Ultimately the choice of function parameter (‘pooled’ vs. ‘unpooled’) depends on your sample type and scientific questions. If you have a relatively simple community (10 to low 100s of taxa) or don’t care about rare taxa, running samples ‘unpooled’ is a good choice because the richness discrepancy is negligible in less diverse communities, and computational time is SIGNIFICANTLY shorter with the ‘unpooled’ method. However, in complex communities where we see large differences in richness, pooling samples does allow for more sensitive detection of rare taxa that may be commonly observed across multiple samples. While compute time is substantially higher, running samples pooled together results in more ASVs detected per sample, from which the user can make tailored decisions for how to estimate richness. We should note that there are some great resources out there for calculating and simultaneously characterizing the UNCERTAINTY of microbial richness estimates, such as the breakaway R package from Amy Willis of the statistical diversity lab (also see here for a paper on methods for estimating richness in complex communities).

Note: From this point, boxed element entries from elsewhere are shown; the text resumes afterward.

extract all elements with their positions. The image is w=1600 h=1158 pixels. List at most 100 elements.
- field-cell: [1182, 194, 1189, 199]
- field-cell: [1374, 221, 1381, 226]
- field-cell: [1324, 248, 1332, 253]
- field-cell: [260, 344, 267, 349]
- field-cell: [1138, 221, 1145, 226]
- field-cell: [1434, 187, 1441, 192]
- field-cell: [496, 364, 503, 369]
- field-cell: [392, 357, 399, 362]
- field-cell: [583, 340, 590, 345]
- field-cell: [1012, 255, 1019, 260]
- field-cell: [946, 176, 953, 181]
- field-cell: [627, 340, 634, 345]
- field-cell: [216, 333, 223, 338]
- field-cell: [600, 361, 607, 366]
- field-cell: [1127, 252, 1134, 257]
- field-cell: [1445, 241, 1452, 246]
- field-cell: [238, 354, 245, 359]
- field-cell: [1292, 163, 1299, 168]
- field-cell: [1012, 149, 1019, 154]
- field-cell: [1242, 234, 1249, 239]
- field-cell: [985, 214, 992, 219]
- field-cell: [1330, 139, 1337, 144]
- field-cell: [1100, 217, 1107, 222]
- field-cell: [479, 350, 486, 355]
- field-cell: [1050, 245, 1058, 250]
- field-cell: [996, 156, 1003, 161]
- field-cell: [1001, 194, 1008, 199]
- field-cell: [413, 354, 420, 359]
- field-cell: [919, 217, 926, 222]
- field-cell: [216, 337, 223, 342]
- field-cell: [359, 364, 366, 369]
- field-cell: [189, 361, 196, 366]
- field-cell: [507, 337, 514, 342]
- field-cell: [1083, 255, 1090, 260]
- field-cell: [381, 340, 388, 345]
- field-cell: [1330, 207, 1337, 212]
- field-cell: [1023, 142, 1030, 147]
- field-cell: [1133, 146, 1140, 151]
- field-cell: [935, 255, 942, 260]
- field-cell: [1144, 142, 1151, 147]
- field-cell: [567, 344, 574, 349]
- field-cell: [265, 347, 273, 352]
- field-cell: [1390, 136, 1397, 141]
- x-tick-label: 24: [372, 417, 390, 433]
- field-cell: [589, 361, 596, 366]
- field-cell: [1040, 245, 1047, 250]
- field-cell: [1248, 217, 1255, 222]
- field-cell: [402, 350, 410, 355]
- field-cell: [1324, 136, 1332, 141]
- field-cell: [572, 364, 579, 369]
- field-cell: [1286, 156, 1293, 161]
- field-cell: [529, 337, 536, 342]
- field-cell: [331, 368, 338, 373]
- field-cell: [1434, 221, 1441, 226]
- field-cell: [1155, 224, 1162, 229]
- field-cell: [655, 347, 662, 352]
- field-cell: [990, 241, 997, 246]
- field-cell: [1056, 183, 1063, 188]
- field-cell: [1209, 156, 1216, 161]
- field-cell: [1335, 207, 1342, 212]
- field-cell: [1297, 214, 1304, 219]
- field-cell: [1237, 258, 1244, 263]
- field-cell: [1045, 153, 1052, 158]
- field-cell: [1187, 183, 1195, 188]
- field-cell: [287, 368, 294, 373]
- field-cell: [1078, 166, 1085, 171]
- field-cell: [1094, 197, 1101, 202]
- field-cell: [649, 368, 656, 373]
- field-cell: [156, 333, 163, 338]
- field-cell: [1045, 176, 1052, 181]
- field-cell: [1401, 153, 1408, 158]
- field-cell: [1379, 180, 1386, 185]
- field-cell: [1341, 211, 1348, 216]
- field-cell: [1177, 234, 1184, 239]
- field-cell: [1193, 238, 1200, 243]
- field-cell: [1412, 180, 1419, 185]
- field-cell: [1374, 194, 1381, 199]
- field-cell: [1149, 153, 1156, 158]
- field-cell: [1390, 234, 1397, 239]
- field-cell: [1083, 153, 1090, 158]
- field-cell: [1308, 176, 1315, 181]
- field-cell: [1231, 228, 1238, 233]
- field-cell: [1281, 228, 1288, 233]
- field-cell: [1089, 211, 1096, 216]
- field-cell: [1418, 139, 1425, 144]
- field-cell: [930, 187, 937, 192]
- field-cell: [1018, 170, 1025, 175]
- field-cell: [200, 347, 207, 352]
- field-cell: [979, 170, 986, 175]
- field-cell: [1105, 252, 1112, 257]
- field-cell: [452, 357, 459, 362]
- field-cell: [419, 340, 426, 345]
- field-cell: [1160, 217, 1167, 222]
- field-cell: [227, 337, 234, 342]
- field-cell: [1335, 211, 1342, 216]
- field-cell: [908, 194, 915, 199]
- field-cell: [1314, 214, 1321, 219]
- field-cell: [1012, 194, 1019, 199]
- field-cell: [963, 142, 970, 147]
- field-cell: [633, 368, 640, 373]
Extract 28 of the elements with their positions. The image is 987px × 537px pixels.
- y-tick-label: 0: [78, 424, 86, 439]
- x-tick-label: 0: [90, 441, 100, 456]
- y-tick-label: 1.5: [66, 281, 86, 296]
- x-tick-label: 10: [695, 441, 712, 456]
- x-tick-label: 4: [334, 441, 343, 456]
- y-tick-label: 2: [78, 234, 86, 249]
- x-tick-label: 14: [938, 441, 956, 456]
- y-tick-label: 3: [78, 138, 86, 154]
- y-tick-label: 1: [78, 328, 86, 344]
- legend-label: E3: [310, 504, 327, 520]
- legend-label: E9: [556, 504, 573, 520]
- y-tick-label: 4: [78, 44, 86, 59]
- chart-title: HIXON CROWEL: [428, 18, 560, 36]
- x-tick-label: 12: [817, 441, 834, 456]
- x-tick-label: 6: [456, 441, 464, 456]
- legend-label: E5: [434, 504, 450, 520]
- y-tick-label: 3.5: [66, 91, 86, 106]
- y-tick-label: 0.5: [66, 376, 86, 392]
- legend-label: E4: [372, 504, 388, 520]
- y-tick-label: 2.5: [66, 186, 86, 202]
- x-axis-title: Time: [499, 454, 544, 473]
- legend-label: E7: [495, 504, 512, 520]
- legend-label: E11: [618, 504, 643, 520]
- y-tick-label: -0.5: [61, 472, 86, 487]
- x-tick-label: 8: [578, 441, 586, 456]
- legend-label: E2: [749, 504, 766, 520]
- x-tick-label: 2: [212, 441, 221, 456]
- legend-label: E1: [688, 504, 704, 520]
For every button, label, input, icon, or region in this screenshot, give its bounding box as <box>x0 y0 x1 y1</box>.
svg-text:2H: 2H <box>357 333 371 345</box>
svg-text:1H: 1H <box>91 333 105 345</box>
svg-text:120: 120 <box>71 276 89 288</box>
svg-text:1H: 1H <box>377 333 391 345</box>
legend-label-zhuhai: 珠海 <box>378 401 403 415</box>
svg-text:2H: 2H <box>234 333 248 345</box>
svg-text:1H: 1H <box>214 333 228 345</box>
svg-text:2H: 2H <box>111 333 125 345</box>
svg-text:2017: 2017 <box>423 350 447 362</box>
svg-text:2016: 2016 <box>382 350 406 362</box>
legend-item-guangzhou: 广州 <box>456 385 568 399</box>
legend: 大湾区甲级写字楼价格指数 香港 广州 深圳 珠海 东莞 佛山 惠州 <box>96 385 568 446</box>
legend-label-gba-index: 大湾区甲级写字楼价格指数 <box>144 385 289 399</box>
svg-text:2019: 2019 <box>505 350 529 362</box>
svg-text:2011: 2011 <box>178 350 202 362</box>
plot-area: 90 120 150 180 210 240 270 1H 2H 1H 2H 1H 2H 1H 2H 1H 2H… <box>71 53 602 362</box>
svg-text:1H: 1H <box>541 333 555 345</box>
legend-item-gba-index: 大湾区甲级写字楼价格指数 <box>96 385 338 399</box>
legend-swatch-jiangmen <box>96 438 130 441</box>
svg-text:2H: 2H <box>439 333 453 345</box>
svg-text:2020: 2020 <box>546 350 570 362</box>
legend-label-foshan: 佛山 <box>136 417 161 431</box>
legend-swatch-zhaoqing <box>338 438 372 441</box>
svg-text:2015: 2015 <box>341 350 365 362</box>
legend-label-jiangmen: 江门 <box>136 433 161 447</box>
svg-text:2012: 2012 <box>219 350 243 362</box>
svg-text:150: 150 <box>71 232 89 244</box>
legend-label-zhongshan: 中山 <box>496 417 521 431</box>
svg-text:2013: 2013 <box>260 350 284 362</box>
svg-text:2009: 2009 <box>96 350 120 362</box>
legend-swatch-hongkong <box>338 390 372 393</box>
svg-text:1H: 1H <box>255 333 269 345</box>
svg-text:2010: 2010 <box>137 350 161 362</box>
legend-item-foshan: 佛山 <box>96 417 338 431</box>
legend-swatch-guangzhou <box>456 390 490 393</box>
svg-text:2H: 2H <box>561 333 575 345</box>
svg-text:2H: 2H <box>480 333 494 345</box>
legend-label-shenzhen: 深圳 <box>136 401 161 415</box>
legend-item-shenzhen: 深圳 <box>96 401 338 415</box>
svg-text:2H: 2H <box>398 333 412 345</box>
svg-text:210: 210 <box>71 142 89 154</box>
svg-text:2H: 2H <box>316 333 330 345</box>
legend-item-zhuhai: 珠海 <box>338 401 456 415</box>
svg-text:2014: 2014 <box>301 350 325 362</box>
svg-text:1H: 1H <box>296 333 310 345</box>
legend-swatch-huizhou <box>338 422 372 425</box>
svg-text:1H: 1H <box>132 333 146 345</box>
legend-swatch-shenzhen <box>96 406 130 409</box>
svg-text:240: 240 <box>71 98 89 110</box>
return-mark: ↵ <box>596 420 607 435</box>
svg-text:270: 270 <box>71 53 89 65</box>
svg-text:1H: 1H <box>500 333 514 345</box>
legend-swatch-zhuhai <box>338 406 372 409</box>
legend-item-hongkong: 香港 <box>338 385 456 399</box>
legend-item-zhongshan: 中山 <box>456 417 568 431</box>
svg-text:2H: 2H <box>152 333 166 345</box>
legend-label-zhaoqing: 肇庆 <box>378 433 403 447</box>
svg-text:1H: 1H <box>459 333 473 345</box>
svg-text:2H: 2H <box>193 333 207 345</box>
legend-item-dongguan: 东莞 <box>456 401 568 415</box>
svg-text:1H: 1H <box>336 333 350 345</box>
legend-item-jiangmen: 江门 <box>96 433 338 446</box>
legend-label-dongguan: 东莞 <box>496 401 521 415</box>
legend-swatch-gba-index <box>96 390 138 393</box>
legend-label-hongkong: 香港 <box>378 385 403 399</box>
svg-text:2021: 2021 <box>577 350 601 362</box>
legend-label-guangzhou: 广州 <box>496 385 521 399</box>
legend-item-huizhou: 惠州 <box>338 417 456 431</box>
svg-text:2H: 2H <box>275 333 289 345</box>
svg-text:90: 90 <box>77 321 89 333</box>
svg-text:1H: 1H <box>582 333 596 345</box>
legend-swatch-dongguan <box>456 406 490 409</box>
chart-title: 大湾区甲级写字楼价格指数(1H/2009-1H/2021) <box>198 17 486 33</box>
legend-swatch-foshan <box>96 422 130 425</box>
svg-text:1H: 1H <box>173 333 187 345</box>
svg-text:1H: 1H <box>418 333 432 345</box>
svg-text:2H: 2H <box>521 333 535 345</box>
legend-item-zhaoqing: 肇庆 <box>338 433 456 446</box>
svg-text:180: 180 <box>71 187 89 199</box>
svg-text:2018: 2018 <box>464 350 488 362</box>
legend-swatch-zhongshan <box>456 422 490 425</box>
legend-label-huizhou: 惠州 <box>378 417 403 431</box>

SO WHAT DOES THIS ALL MEAN?!
As previously stated, there are many reasons to not trust richness data (among them sampling depth, processing methods, etc). While in many cases it can be useful to have a rough estimate for the number of taxa found in a given sample, richness is not necessarily a parameter that is that is particularly interesting or critical to many ecological questions and studies (a good perspective on this here). Additionally, we know that well-to-well contamination likely occurs more than any of us would care to admit, and such contamination could be contributing to some of the rare taxa consistently detected at low read counts across multiple samples (see paper, blogpost for more). We think it is important to consider what you actually want to know when estimating richness, calculate the uncertainty around those estimates, and keep in mind the significant caveats when interpreting richness estimates (e.g. consider read depth and thresholds of detection, don’t compare across studies). As a general rule of thumb for amplicon sequence datasets, beware of super rare taxa and don’t put too much weight in stand-alone richness metrics.